Organizing HTC Workloads¶
Imagine you have a collection of books, and you want to analyze how word usage varies from book to book or author to author.
This exercise is similar to HTCondor exercise 2.4, in that it is about counting word frequencies in multiple files. But the focus here is on organizing the files more effectively on the Access Point, with an eye to scaling up to a larger HTC workload in the future.

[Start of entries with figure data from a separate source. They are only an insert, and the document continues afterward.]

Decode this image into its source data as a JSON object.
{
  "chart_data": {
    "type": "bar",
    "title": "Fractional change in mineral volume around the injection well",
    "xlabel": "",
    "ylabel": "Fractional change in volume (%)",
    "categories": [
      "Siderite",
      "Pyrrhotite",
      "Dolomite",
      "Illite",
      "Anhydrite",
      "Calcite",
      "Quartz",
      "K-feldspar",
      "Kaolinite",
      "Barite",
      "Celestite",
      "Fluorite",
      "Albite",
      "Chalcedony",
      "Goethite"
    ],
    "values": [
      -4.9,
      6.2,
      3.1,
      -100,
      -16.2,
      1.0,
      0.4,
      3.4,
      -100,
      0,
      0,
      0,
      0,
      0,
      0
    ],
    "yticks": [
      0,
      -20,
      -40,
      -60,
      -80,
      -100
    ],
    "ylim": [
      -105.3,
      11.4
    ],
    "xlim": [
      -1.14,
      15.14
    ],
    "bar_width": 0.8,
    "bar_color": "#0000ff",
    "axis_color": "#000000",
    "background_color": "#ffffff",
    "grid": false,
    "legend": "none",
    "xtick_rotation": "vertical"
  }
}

Log into an OSPool Access Point¶
Make sure you are logged into ap40.uw.osg-htc.org
.
Get Files¶
To get the files for this exercise:
- Type
wget https://github.com/osg-htc/user-school-2023/raw/main/docs/materials/scaling/files/osgus23-day4-ex11-organizing-files.tar.gz
to download the tarball. - As you learned earlier, expand this tarball file; it will create a
organizing-files
directory. - Change to that directory, or create a separate one for this exercise and copy the files in.
Our Workload¶
We can analyze one book by running the wordcount.py
script, with the
name of the book we want to analyze:
$ ./wordcount.py Alice_in_Wonderland.txt
Try running the command to see what the output is for the script.
Once you have done that delete the output file created (rm counts.Alice_in_Wonderland.txt
).
We want to run this script on all the books we have copies of.

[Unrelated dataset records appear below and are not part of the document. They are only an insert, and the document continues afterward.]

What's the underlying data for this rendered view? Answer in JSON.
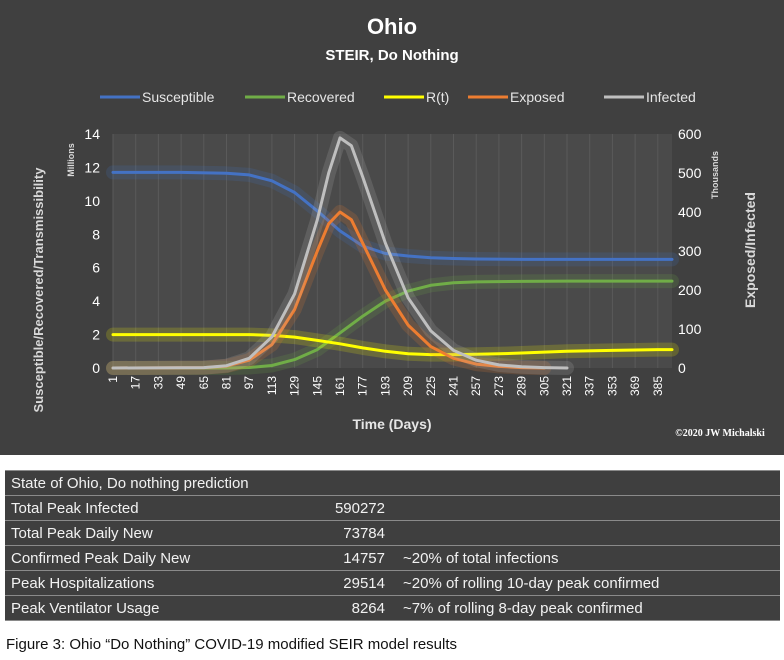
{
  "chart_data": {
    "type": "line",
    "title": "Ohio",
    "subtitle": "STEIR, Do Nothing",
    "xlabel": "Time (Days)",
    "ylabel_left": "Susceptible/Recovered/Transmissibility",
    "ylabel_left_unit": "Millions",
    "ylabel_right": "Exposed/Infected",
    "ylabel_right_unit": "Thousands",
    "credit": "©2020 JW Michalski",
    "legend_position": "top",
    "x_ticks": [
      1,
      17,
      33,
      49,
      65,
      81,
      97,
      113,
      129,
      145,
      161,
      177,
      193,
      209,
      225,
      241,
      257,
      273,
      289,
      305,
      321,
      337,
      353,
      369,
      385
    ],
    "xlim": [
      1,
      395
    ],
    "ylim_left": [
      0,
      14
    ],
    "ylim_right": [
      0,
      600
    ],
    "y_ticks_left": [
      0,
      2,
      4,
      6,
      8,
      10,
      12,
      14
    ],
    "y_ticks_right": [
      0,
      100,
      200,
      300,
      400,
      500,
      600
    ],
    "grid": "vertical",
    "series": [
      {
        "name": "Susceptible",
        "axis": "left",
        "color": "#4472c4",
        "x": [
          1,
          49,
          81,
          97,
          113,
          129,
          145,
          161,
          177,
          193,
          209,
          225,
          241,
          257,
          289,
          321,
          353,
          385,
          395
        ],
        "y": [
          11.7,
          11.7,
          11.65,
          11.55,
          11.2,
          10.5,
          9.4,
          8.2,
          7.3,
          6.85,
          6.7,
          6.6,
          6.55,
          6.52,
          6.5,
          6.5,
          6.5,
          6.5,
          6.5
        ]
      },
      {
        "name": "Recovered",
        "axis": "left",
        "color": "#70ad47",
        "x": [
          1,
          81,
          97,
          113,
          129,
          145,
          161,
          177,
          193,
          209,
          225,
          241,
          257,
          289,
          321,
          353,
          395
        ],
        "y": [
          0,
          0,
          0.03,
          0.15,
          0.5,
          1.1,
          2.1,
          3.1,
          4.0,
          4.6,
          4.95,
          5.1,
          5.15,
          5.18,
          5.2,
          5.2,
          5.2
        ]
      },
      {
        "name": "R(t)",
        "axis": "left",
        "color": "#ffff00",
        "x": [
          1,
          49,
          97,
          113,
          129,
          145,
          161,
          177,
          193,
          209,
          225,
          241,
          257,
          273,
          289,
          305,
          321,
          353,
          385,
          395
        ],
        "y": [
          2.0,
          2.0,
          2.0,
          1.95,
          1.85,
          1.65,
          1.45,
          1.2,
          1.0,
          0.85,
          0.8,
          0.8,
          0.82,
          0.85,
          0.9,
          0.95,
          1.0,
          1.05,
          1.1,
          1.1
        ]
      },
      {
        "name": "Exposed",
        "axis": "right",
        "color": "#ed7d31",
        "x": [
          1,
          65,
          81,
          97,
          113,
          129,
          145,
          153,
          161,
          169,
          177,
          193,
          209,
          225,
          241,
          257,
          273,
          289,
          305
        ],
        "y": [
          0,
          1,
          5,
          20,
          60,
          150,
          300,
          370,
          400,
          380,
          320,
          200,
          110,
          55,
          25,
          10,
          4,
          1,
          0
        ]
      },
      {
        "name": "Infected",
        "axis": "right",
        "color": "#bfbfbf",
        "x": [
          1,
          65,
          81,
          97,
          113,
          129,
          145,
          153,
          161,
          169,
          177,
          193,
          209,
          225,
          241,
          257,
          273,
          289,
          305,
          321
        ],
        "y": [
          0,
          1,
          6,
          25,
          80,
          190,
          380,
          500,
          590,
          570,
          490,
          320,
          180,
          95,
          45,
          20,
          8,
          3,
          1,
          0
        ]
      }
    ]
  },
  "table": {
    "title": "State of Ohio, Do nothing prediction",
    "rows": [
      {
        "label": "Total Peak Infected",
        "value": "590272",
        "note": ""
      },
      {
        "label": "Total Peak Daily New",
        "value": "73784",
        "note": ""
      },
      {
        "label": "Confirmed Peak Daily New",
        "value": "14757",
        "note": "~20% of total infections"
      },
      {
        "label": "Peak Hospitalizations",
        "value": "29514",
        "note": "~20% of rolling 10-day peak confirmed"
      },
      {
        "label": "Peak Ventilator Usage",
        "value": "8264",
        "note": "~7% of rolling 8-day peak confirmed"
      }
    ]
  },
  "caption": "Figure 3: Ohio “Do Nothing” COVID-19 modified SEIR model results"
}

- What is the input set for this HTC workload?
- What is the output set?
Make an Organization Plan¶
Based on what you know about the script, inputs, and outputs, how would you organize this HTC workload in directories (folders) on the Access Point?

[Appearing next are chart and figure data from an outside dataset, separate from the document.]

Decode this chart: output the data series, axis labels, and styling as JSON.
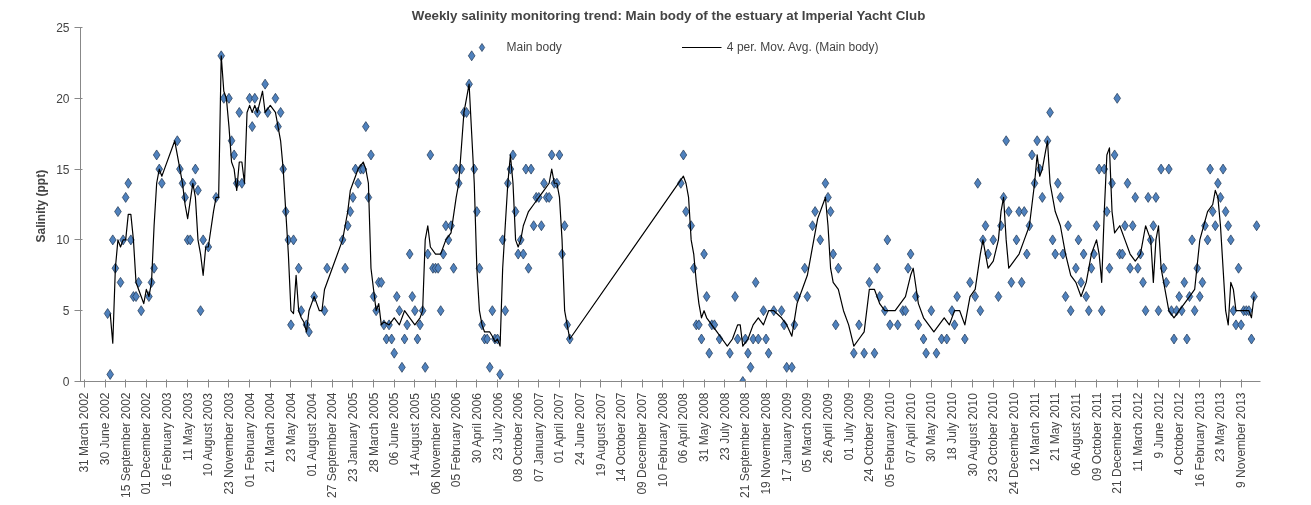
{
  "chart_data": {
    "type": "scatter",
    "title": "Weekly salinity monitoring trend: Main  body of the estuary at Imperial Yacht Club",
    "ylabel": "Salinity  (ppt)",
    "ylim": [
      0,
      25
    ],
    "yticks": [
      0,
      5,
      10,
      15,
      20,
      25
    ],
    "categories": [
      "31 March 2002",
      null,
      null,
      null,
      null,
      null,
      null,
      null,
      "30 June 2002",
      null,
      null,
      null,
      null,
      null,
      null,
      null,
      "15 September 2002",
      null,
      null,
      null,
      null,
      null,
      null,
      null,
      "01 December 2002",
      null,
      null,
      null,
      null,
      null,
      null,
      null,
      "16 February 2003",
      null,
      null,
      null,
      null,
      null,
      null,
      null,
      "11 May 2003",
      null,
      null,
      null,
      null,
      null,
      null,
      null,
      "10 August 2003",
      null,
      null,
      null,
      null,
      null,
      null,
      null,
      "23 November 2003",
      null,
      null,
      null,
      null,
      null,
      null,
      null,
      "01 February 2004",
      null,
      null,
      null,
      null,
      null,
      null,
      null,
      "21 March 2004",
      null,
      null,
      null,
      null,
      null,
      null,
      null,
      "23 May 2004",
      null,
      null,
      null,
      null,
      null,
      null,
      null,
      "01 August 2004",
      null,
      null,
      null,
      null,
      null,
      null,
      null,
      "27 September 2004",
      null,
      null,
      null,
      null,
      null,
      null,
      null,
      "23 January 2005",
      null,
      null,
      null,
      null,
      null,
      null,
      null,
      "28 March 2005",
      null,
      null,
      null,
      null,
      null,
      null,
      null,
      "06 June 2005",
      null,
      null,
      null,
      null,
      null,
      null,
      null,
      "14 August 2005",
      null,
      null,
      null,
      null,
      null,
      null,
      null,
      "06 November 2005",
      null,
      null,
      null,
      null,
      null,
      null,
      null,
      "05 February 2006",
      null,
      null,
      null,
      null,
      null,
      null,
      null,
      "30 April 2006",
      null,
      null,
      null,
      null,
      null,
      null,
      null,
      "23 July 2006",
      null,
      null,
      null,
      null,
      null,
      null,
      null,
      "08 October 2006",
      null,
      null,
      null,
      null,
      null,
      null,
      null,
      "07 January 2007",
      null,
      null,
      null,
      null,
      null,
      null,
      null,
      "01 April 2007",
      null,
      null,
      null,
      null,
      null,
      null,
      null,
      "24 June 2007",
      null,
      null,
      null,
      null,
      null,
      null,
      null,
      "19 August 2007",
      null,
      null,
      null,
      null,
      null,
      null,
      null,
      "14 October 2007",
      null,
      null,
      null,
      null,
      null,
      null,
      null,
      "09 December 2007",
      null,
      null,
      null,
      null,
      null,
      null,
      null,
      "10 February 2008",
      null,
      null,
      null,
      null,
      null,
      null,
      null,
      "06 April 2008",
      null,
      null,
      null,
      null,
      null,
      null,
      null,
      "31 May 2008",
      null,
      null,
      null,
      null,
      null,
      null,
      null,
      "23 July 2008",
      null,
      null,
      null,
      null,
      null,
      null,
      null,
      "21 September 2008",
      null,
      null,
      null,
      null,
      null,
      null,
      null,
      "19 November 2008",
      null,
      null,
      null,
      null,
      null,
      null,
      null,
      "17 January 2009",
      null,
      null,
      null,
      null,
      null,
      null,
      null,
      "05 March 2009",
      null,
      null,
      null,
      null,
      null,
      null,
      null,
      "26 April 2009",
      null,
      null,
      null,
      null,
      null,
      null,
      null,
      "01 July 2009",
      null,
      null,
      null,
      null,
      null,
      null,
      null,
      "24 October 2009",
      null,
      null,
      null,
      null,
      null,
      null,
      null,
      "05 February 2010",
      null,
      null,
      null,
      null,
      null,
      null,
      null,
      "07 April 2010",
      null,
      null,
      null,
      null,
      null,
      null,
      null,
      "30 May 2010",
      null,
      null,
      null,
      null,
      null,
      null,
      null,
      "18 July 2010",
      null,
      null,
      null,
      null,
      null,
      null,
      null,
      "30 August 2010",
      null,
      null,
      null,
      null,
      null,
      null,
      null,
      "23 October 2010",
      null,
      null,
      null,
      null,
      null,
      null,
      null,
      "24 December 2010",
      null,
      null,
      null,
      null,
      null,
      null,
      null,
      "12 March 2011",
      null,
      null,
      null,
      null,
      null,
      null,
      null,
      "21 May 2011",
      null,
      null,
      null,
      null,
      null,
      null,
      null,
      "06 August 2011",
      null,
      null,
      null,
      null,
      null,
      null,
      null,
      "09 October 2011",
      null,
      null,
      null,
      null,
      null,
      null,
      null,
      "21 December 2011",
      null,
      null,
      null,
      null,
      null,
      null,
      null,
      "11 March 2012",
      null,
      null,
      null,
      null,
      null,
      null,
      null,
      "9 June 2012",
      null,
      null,
      null,
      null,
      null,
      null,
      null,
      "4 October 2012",
      null,
      null,
      null,
      null,
      null,
      null,
      null,
      "16 February 2013",
      null,
      null,
      null,
      null,
      null,
      null,
      null,
      "23 May 2013",
      null,
      null,
      null,
      null,
      null,
      null,
      null,
      "9 November 2013",
      null,
      null,
      null,
      null,
      null,
      null,
      null
    ],
    "grid": false,
    "legend": "top",
    "series": [
      {
        "name": "Main body",
        "marker": "diamond",
        "color": "#4f81bd",
        "values": [
          null,
          null,
          null,
          null,
          null,
          null,
          null,
          null,
          null,
          4.8,
          0.5,
          10,
          8,
          12,
          7,
          10,
          13,
          14,
          10,
          6,
          6,
          7,
          5,
          null,
          null,
          6,
          7,
          8,
          16,
          15,
          14,
          null,
          null,
          null,
          null,
          null,
          17,
          15,
          14,
          13,
          10,
          10,
          14,
          15,
          13.5,
          5,
          10,
          null,
          9.5,
          null,
          null,
          13,
          null,
          23,
          20,
          null,
          20,
          17,
          16,
          14,
          19,
          14,
          null,
          null,
          20,
          18,
          20,
          19,
          null,
          null,
          21,
          19,
          null,
          null,
          20,
          18,
          19,
          15,
          12,
          10,
          4,
          10,
          null,
          8,
          5,
          null,
          4,
          3.5,
          null,
          6,
          null,
          null,
          null,
          5,
          8,
          null,
          null,
          null,
          null,
          null,
          10,
          8,
          11,
          12,
          13,
          15,
          14,
          15,
          15,
          18,
          13,
          16,
          6,
          5,
          7,
          7,
          4,
          3,
          4,
          3,
          2,
          6,
          5,
          1,
          3,
          4,
          9,
          6,
          5,
          3,
          4,
          5,
          1,
          9,
          16,
          8,
          8,
          8,
          5,
          9,
          11,
          10,
          11,
          8,
          15,
          14,
          15,
          19,
          19,
          21,
          23,
          15,
          12,
          8,
          4,
          3,
          3,
          1,
          5,
          3,
          3,
          0.5,
          10,
          5,
          14,
          15,
          16,
          12,
          9,
          10,
          9,
          15,
          8,
          15,
          11,
          13,
          13,
          11,
          14,
          13,
          13,
          16,
          14,
          14,
          16,
          9,
          11,
          4,
          3,
          null,
          null,
          null,
          null,
          null,
          null,
          null,
          null,
          null,
          null,
          null,
          null,
          null,
          null,
          null,
          null,
          null,
          null,
          null,
          null,
          null,
          null,
          null,
          null,
          null,
          null,
          null,
          null,
          null,
          null,
          null,
          null,
          null,
          null,
          null,
          null,
          null,
          null,
          null,
          null,
          null,
          null,
          14,
          16,
          12,
          null,
          11,
          8,
          4,
          4,
          3,
          9,
          6,
          2,
          4,
          4,
          null,
          3,
          null,
          null,
          null,
          2,
          null,
          6,
          3,
          null,
          0,
          3,
          2,
          1,
          3,
          7,
          3,
          null,
          5,
          3,
          2,
          null,
          5,
          null,
          null,
          5,
          4,
          1,
          null,
          1,
          4,
          6,
          null,
          null,
          8,
          6,
          null,
          11,
          12,
          null,
          10,
          null,
          14,
          13,
          12,
          9,
          4,
          8,
          null,
          null,
          null,
          null,
          null,
          2,
          null,
          4,
          null,
          2,
          null,
          7,
          null,
          2,
          8,
          6,
          null,
          5,
          10,
          4,
          null,
          null,
          4,
          null,
          5,
          5,
          8,
          9,
          null,
          6,
          4,
          null,
          3,
          2,
          null,
          5,
          null,
          2,
          null,
          3,
          null,
          3,
          null,
          5,
          4,
          6,
          null,
          null,
          3,
          null,
          7,
          null,
          6,
          14,
          5,
          10,
          11,
          9,
          null,
          10,
          null,
          6,
          11,
          13,
          17,
          12,
          7,
          null,
          10,
          12,
          7,
          12,
          9,
          11,
          16,
          14,
          17,
          15,
          13,
          null,
          17,
          19,
          10,
          9,
          14,
          13,
          9,
          6,
          11,
          5,
          null,
          8,
          10,
          7,
          9,
          6,
          5,
          8,
          9,
          11,
          15,
          5,
          15,
          12,
          8,
          14,
          16,
          20,
          9,
          9,
          11,
          14,
          8,
          11,
          13,
          8,
          9,
          7,
          5,
          13,
          10,
          11,
          13,
          5,
          15,
          8,
          7,
          15,
          5,
          3,
          5,
          6,
          5,
          7,
          3,
          6,
          10,
          5,
          8,
          6,
          7,
          11,
          10,
          15,
          12,
          11,
          14,
          13,
          15,
          12,
          11,
          10,
          5,
          4,
          8,
          4,
          5,
          5,
          5,
          3,
          6,
          11,
          null
        ]
      },
      {
        "name": "4 per. Mov. Avg. (Main body)",
        "type": "line",
        "marker": "none",
        "line_style": "solid",
        "color": "#000000",
        "values": [
          null,
          null,
          null,
          null,
          null,
          null,
          null,
          null,
          null,
          null,
          4.8,
          2.7,
          8,
          10,
          9.5,
          10,
          10,
          11.8,
          11.8,
          10,
          7,
          6.5,
          6,
          5.5,
          6.5,
          6,
          7,
          11,
          14,
          15,
          14.5,
          15,
          null,
          null,
          null,
          17,
          null,
          15,
          14,
          12.5,
          11.5,
          null,
          14,
          13,
          10,
          9,
          7.5,
          9.5,
          9.5,
          null,
          12,
          13,
          13,
          23,
          20.5,
          20,
          18,
          15.5,
          15,
          13.5,
          15.5,
          15.5,
          14,
          19,
          19.5,
          19,
          19.5,
          19,
          null,
          20.5,
          19,
          null,
          19.5,
          null,
          19,
          null,
          17,
          15,
          12,
          9,
          5,
          4.8,
          7.5,
          5,
          4.5,
          4.2,
          3.5,
          5,
          5.5,
          6,
          5.5,
          5,
          5,
          6.5,
          null,
          null,
          8,
          null,
          null,
          null,
          10,
          11,
          12,
          13.5,
          14,
          14.5,
          15,
          null,
          15.5,
          15,
          14,
          8,
          6.5,
          5,
          5.5,
          4,
          4.2,
          null,
          4,
          null,
          4.5,
          null,
          4,
          null,
          5,
          null,
          4.5,
          null,
          4,
          null,
          4.5,
          5,
          10,
          11,
          9.5,
          null,
          9,
          null,
          9,
          null,
          10,
          null,
          10.5,
          null,
          13,
          14,
          null,
          19,
          20,
          21,
          17.5,
          14,
          8,
          5,
          4,
          3.5,
          null,
          3.5,
          3.2,
          2.8,
          3,
          2.5,
          8,
          11,
          14,
          16,
          14,
          10,
          9.5,
          10,
          11,
          11.5,
          12,
          null,
          12.5,
          null,
          13,
          null,
          13.5,
          null,
          14,
          15,
          14,
          14,
          13,
          10,
          5,
          4,
          3,
          null,
          null,
          null,
          null,
          null,
          null,
          null,
          null,
          null,
          null,
          null,
          null,
          null,
          null,
          null,
          null,
          null,
          null,
          null,
          null,
          null,
          null,
          null,
          null,
          null,
          null,
          null,
          null,
          null,
          null,
          null,
          null,
          null,
          null,
          null,
          null,
          null,
          null,
          null,
          null,
          null,
          null,
          null,
          14.5,
          14,
          13,
          10,
          9,
          7,
          5.5,
          4.5,
          5,
          4.5,
          null,
          4,
          null,
          3.5,
          null,
          3,
          null,
          2.5,
          null,
          3,
          null,
          4,
          4,
          2.5,
          null,
          3,
          null,
          4,
          null,
          4.5,
          null,
          4,
          null,
          5,
          null,
          5,
          null,
          null,
          4.5,
          null,
          4,
          null,
          3.2,
          null,
          5.5,
          null,
          6.5,
          null,
          7.5,
          null,
          9.5,
          null,
          11.5,
          null,
          12.5,
          13,
          11,
          8,
          7,
          null,
          6.5,
          null,
          5,
          null,
          4,
          null,
          2.5,
          null,
          3,
          null,
          3.5,
          null,
          6.5,
          null,
          6.5,
          null,
          5.5,
          null,
          5,
          null,
          5,
          null,
          5,
          null,
          5.5,
          null,
          6,
          null,
          7.5,
          8,
          null,
          5.5,
          null,
          4.5,
          null,
          4,
          null,
          3.5,
          null,
          4,
          null,
          4.5,
          null,
          4,
          null,
          5,
          null,
          5,
          null,
          4,
          null,
          6,
          null,
          6.5,
          null,
          9,
          10,
          9,
          8,
          null,
          8.5,
          null,
          10,
          12,
          13,
          10,
          8,
          null,
          8.5,
          null,
          9,
          null,
          10,
          null,
          11,
          null,
          14,
          16,
          14.5,
          15,
          16,
          17,
          14,
          null,
          12,
          null,
          11,
          null,
          9,
          null,
          7.5,
          null,
          7,
          null,
          6,
          null,
          7,
          null,
          9,
          null,
          10,
          9,
          7,
          12,
          16,
          16.5,
          12,
          10.5,
          null,
          11,
          null,
          10,
          null,
          9,
          null,
          8.5,
          null,
          9,
          null,
          11,
          null,
          10,
          7,
          10,
          11,
          8,
          null,
          null,
          5,
          null,
          4.5,
          null,
          5,
          null,
          5.5,
          null,
          6,
          null,
          6.5,
          null,
          10,
          null,
          null,
          12,
          null,
          12.5,
          13.5,
          13,
          11,
          8,
          5,
          4,
          7,
          6.5,
          5,
          null,
          null,
          5,
          null,
          5,
          4.5,
          6,
          null,
          null
        ]
      }
    ]
  }
}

There will also be system and HTCondor files produced when we submit a job — how would you organize the log, standard output, and standard error files?
Try making those changes before moving on to the next section of the tutorial.
Organize Files¶
There are many different ways to organize files; a simple method that works for most workloads is having a directory for your input files and a directory for your output files.
-
Set up this structure on the command line by running:
$ mkdir input $ mv *.txt input/ $ mkdir output
-
View the current directory and its subdirectories by using the
ls
command with the recursive (-R
) flag:$ ls -R README.md books.submit input output wordcount.py ./input: Alice_in_Wonderland.txt Huckleberry_Finn.txt Dracula.txt Pride_and_Prejudice.txt ./output:
-
Next, create directories for the HTCondor log, standard output, and standard output files (in one directory):
$ mkdir logs $ mkdir errout
Submit One Job¶
Now we want to submit a test job that uses this organizing scheme,
using just one item in our input set —
in this example, we will use the Alice_in_Wonderland.txt
file from our input
directory.
-
Fill in the incomplete lines of the submit file, as shown below:
executable = wordcount.py arguments = Alice_in_Wonderland.txt transfer_input_files = input/Alice_in_Wonderland.txt transfer_output_files = counts.Alice_in_Wonderland.txt transfer_output_remaps = "counts.Alice_in_Wonderland.txt=output/counts.Alice_in_Wonderland.txt"
To tell HTCondor the location of the input file, we need to include the input directory. Also, this submit file uses the
transfer_output_remaps
feature that you learned about; it will move the output file to theoutput
directory by renaming or remapping it. -
Next, edit the submit file lines that tell the log, output, and error files where to go:
output = logs/job.$(ClusterID).$(ProcID).out error = errout/job.$(ClusterID).$(ProcID).err log = errout/job.$(ClusterID).$(ProcID).log
-
Submit your job and monitor its progress.
Submit Multiple Jobs¶
Now, you are ready to submit the whole workload.
-
Create a file with the list of input files (the input set); here, this is the list of the book files to analyze. Do this by using the shell
ls
command and redirecting its output to a file:$ ls input > booklist.txt $ cat booklist.txt
-
Modify the submit file to reference the file of inputs and replace the fixed value (
Alice_in_Wonderland.txt
) with a variable ($(book)
):executable = wordcount.py arguments = $(book) transfer_input_files = input/$(book) transfer_output_files = counts.$(book) transfer_output_remaps = "counts.$(book)=output/counts.$(book)" queue book from booklist.txt
-
Submit the jobs
-
When complete, look at the complete set of input and (now) output files to see how they are organized.